Having had a bit of a rant in my last post to bust a few industry myths, I’d like to close the series by bringing it back to the one things that I always come back to. People matter.
No matter what technology we have, and how we hang it all together, how we run businesses must all come back to one basic human idea that people matter.
“It must all come back to one basic human idea that people matter”
Whether those people are customers, clients, or our colleagues, they’re all people who respond to being treated well. Our job is to minimise their frustrations, surprise and delight.
For our colleagues, that comes down to how we attract and employ them, how we reward them, how we involve them in developing our product and service, how it feels to be a part of Woven. After all our colleagues are on the front line, they represent us and they represent our clients. They take the flak when the going gets tough, they can make or break relationships, and they expect us to look out for them fairly and robustly in business. I won’t dwell on it here, but how we work with our people is of utmost importance to us at Woven.
Customers will pay for better service and how they feel when they’ve interacted with us keeps them doing that or has them telling the rest of the world why they shouldn’t either.
“Customers will pay for better service”
And for clients, I want to be absolutely clear, we need to start talking about value, not cost. Because that’s where the biggest opportunities lie. “People based Procurement” would flip the current model and award points for the quality of service proposed and connection with a brand’s customers through initiatives and strategy. Those initiatives can be technological, commercial, process or people. Then come down to the bottom line, rather than starting at the bottom line.
“People based procurement would flip the current model”

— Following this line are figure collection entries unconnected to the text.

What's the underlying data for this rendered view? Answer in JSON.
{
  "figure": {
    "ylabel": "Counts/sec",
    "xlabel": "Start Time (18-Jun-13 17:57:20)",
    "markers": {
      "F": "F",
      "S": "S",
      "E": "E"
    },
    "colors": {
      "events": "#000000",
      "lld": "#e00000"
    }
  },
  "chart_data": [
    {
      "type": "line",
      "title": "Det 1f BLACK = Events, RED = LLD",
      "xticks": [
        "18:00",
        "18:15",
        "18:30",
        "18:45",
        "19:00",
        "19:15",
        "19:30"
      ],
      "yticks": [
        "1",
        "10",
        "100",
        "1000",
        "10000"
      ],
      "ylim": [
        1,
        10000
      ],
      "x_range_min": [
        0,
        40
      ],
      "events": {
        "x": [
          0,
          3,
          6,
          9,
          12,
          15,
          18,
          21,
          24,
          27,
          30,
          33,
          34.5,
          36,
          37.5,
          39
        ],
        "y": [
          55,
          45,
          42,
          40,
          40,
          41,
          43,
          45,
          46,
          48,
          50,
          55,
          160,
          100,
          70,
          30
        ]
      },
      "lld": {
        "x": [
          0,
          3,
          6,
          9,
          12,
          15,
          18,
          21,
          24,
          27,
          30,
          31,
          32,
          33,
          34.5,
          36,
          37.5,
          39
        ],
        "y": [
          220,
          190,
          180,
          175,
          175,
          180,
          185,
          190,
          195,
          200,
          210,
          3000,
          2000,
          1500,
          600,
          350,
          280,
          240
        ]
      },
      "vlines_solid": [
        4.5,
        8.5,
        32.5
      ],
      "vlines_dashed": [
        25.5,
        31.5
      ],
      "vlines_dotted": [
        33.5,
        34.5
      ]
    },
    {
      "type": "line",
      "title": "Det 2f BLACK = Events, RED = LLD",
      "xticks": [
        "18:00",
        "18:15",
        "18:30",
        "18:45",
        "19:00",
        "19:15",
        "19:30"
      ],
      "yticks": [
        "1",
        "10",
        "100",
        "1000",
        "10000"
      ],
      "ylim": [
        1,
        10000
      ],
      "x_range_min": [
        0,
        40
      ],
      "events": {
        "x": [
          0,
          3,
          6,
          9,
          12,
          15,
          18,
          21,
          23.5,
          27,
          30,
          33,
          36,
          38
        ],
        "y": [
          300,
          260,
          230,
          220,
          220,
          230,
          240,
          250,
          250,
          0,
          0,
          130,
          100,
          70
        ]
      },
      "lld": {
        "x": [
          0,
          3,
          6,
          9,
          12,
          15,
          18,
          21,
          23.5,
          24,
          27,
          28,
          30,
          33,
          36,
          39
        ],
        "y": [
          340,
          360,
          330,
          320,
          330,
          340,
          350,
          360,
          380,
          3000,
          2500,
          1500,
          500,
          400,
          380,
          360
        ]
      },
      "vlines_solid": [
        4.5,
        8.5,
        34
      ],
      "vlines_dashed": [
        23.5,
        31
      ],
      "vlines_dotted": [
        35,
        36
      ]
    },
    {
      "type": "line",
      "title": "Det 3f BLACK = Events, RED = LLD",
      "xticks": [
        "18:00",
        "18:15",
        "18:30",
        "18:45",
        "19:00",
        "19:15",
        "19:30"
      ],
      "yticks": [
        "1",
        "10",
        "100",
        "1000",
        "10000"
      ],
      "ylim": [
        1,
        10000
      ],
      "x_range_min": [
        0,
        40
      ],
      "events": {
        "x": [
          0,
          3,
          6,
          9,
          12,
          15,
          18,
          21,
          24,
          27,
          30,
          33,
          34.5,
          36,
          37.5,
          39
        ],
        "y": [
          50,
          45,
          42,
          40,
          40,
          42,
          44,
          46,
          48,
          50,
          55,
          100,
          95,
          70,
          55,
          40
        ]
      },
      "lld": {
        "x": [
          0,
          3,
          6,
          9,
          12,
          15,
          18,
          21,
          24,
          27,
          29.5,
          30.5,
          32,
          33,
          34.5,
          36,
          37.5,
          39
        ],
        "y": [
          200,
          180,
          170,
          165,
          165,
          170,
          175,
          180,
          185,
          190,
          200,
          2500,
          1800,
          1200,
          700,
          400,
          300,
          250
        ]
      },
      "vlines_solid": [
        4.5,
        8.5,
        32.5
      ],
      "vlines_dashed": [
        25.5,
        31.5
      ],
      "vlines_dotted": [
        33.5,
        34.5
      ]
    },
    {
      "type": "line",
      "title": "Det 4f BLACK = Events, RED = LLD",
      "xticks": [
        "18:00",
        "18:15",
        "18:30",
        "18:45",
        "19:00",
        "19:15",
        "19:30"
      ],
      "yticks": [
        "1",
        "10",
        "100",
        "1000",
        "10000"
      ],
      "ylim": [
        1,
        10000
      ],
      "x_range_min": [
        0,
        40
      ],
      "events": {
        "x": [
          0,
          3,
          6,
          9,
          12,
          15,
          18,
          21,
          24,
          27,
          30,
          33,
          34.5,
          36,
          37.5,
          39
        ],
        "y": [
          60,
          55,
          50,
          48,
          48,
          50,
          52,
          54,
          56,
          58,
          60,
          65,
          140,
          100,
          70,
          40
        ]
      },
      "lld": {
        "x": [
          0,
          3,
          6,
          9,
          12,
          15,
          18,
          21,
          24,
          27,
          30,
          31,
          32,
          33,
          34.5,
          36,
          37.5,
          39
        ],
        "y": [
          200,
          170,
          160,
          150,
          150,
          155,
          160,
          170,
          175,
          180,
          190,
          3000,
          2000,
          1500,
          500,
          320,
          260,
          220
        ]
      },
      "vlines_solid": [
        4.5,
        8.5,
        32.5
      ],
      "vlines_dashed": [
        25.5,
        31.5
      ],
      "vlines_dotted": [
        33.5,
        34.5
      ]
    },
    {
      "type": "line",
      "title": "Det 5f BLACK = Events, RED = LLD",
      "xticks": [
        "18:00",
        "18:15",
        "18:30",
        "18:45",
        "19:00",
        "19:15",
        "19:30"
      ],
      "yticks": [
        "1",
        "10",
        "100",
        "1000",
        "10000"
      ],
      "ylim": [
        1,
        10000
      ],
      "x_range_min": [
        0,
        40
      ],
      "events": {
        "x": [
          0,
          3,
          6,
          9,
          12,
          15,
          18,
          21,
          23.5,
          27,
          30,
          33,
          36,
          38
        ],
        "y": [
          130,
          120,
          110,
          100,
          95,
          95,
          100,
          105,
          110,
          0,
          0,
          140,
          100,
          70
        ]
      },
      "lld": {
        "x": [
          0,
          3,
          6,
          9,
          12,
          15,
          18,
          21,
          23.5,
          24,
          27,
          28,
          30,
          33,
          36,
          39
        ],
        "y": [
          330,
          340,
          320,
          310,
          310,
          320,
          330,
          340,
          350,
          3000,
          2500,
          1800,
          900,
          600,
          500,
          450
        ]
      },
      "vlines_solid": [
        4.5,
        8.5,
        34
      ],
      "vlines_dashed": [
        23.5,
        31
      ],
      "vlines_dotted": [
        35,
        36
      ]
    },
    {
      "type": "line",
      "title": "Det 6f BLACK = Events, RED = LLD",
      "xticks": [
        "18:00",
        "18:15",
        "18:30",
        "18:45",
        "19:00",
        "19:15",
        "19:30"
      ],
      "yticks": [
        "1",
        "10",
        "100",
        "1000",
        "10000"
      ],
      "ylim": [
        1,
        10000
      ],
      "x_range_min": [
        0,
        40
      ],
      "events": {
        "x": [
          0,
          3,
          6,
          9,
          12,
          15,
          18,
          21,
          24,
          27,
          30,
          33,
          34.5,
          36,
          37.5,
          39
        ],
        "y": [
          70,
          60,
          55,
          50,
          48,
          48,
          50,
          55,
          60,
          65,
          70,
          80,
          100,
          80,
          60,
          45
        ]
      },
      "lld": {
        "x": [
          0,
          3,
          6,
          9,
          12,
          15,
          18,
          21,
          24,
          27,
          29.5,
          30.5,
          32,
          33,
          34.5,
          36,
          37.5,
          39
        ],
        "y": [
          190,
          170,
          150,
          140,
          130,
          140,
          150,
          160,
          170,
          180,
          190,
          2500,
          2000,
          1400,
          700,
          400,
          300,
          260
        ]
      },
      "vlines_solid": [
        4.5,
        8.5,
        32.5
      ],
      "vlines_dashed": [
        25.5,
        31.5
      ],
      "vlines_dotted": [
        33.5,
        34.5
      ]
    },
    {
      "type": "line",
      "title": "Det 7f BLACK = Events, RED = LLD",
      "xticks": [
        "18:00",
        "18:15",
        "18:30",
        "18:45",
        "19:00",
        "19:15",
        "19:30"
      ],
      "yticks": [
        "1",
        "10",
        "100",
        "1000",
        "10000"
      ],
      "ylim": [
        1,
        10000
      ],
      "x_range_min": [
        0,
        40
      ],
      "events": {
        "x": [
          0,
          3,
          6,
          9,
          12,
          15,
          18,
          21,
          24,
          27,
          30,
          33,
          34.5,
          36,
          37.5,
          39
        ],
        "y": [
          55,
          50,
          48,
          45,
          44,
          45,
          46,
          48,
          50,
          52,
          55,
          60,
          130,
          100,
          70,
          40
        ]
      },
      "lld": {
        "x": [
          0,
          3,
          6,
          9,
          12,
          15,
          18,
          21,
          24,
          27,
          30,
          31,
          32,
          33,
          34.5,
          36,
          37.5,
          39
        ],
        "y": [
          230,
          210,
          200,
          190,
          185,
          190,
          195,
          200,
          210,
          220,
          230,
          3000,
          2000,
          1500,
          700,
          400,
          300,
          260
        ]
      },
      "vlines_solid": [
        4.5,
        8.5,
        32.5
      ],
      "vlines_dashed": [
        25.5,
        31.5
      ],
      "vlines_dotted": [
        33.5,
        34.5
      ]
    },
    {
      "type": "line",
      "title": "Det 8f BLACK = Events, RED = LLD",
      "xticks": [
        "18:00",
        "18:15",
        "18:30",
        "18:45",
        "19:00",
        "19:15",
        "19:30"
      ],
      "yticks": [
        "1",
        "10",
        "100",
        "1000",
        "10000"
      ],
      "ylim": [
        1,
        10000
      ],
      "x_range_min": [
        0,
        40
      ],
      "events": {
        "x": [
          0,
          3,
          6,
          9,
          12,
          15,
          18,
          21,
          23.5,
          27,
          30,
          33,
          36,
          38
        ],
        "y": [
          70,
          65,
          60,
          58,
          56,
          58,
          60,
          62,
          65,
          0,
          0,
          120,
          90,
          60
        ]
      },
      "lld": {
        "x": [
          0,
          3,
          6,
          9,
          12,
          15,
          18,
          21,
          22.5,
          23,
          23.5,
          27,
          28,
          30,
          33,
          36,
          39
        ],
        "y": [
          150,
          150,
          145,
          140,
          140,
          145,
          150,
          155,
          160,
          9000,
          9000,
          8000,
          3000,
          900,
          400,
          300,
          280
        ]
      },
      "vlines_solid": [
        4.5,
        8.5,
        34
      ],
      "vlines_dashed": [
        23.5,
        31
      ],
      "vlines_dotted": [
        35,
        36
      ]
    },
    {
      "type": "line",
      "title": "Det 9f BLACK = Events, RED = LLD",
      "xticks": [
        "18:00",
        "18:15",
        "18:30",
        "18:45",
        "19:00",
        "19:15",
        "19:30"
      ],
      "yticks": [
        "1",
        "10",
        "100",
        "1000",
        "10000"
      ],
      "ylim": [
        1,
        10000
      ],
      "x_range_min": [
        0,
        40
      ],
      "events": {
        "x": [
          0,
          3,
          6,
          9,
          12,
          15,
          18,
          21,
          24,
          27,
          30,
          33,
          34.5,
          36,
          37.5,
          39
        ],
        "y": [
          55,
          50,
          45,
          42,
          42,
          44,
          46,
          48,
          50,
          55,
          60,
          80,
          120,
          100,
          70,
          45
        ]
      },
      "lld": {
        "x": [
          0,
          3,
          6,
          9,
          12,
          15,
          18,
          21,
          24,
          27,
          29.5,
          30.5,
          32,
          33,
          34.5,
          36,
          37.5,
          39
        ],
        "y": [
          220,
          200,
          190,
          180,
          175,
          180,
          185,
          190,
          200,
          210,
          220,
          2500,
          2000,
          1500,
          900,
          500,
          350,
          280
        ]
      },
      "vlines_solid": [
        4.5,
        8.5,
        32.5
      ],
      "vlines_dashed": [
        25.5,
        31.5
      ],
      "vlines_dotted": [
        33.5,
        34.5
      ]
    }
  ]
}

Because when the lowest bidder wins, everybody loses.
This series summarises why we’ve created Woven and what we hope to achieve. I don’t mind saying that we’re not there yet, and maybe we never should be, because if we don’t continuously strive to try harder to be better, to be smarter, to create new ways to deliver connected services, then we’ll have failed. Our whole business is built on the premise that we innovate, test, learn, deploy and then do it all over again, setting ourselves new goals and looking for new hills to climb, built on some key foundations:
We need to start talking about value, not cost.
People, not technology.
Because customers are not commodities.
And service is not a number on a balance sheet.
We’re not putting the first man on the Moon. We’re not developing the world’s first electric super car. Nor are we not sorting out Brexit… thank goodness
But it’s most certainly time for a rethink. It’s time we redefined connected services.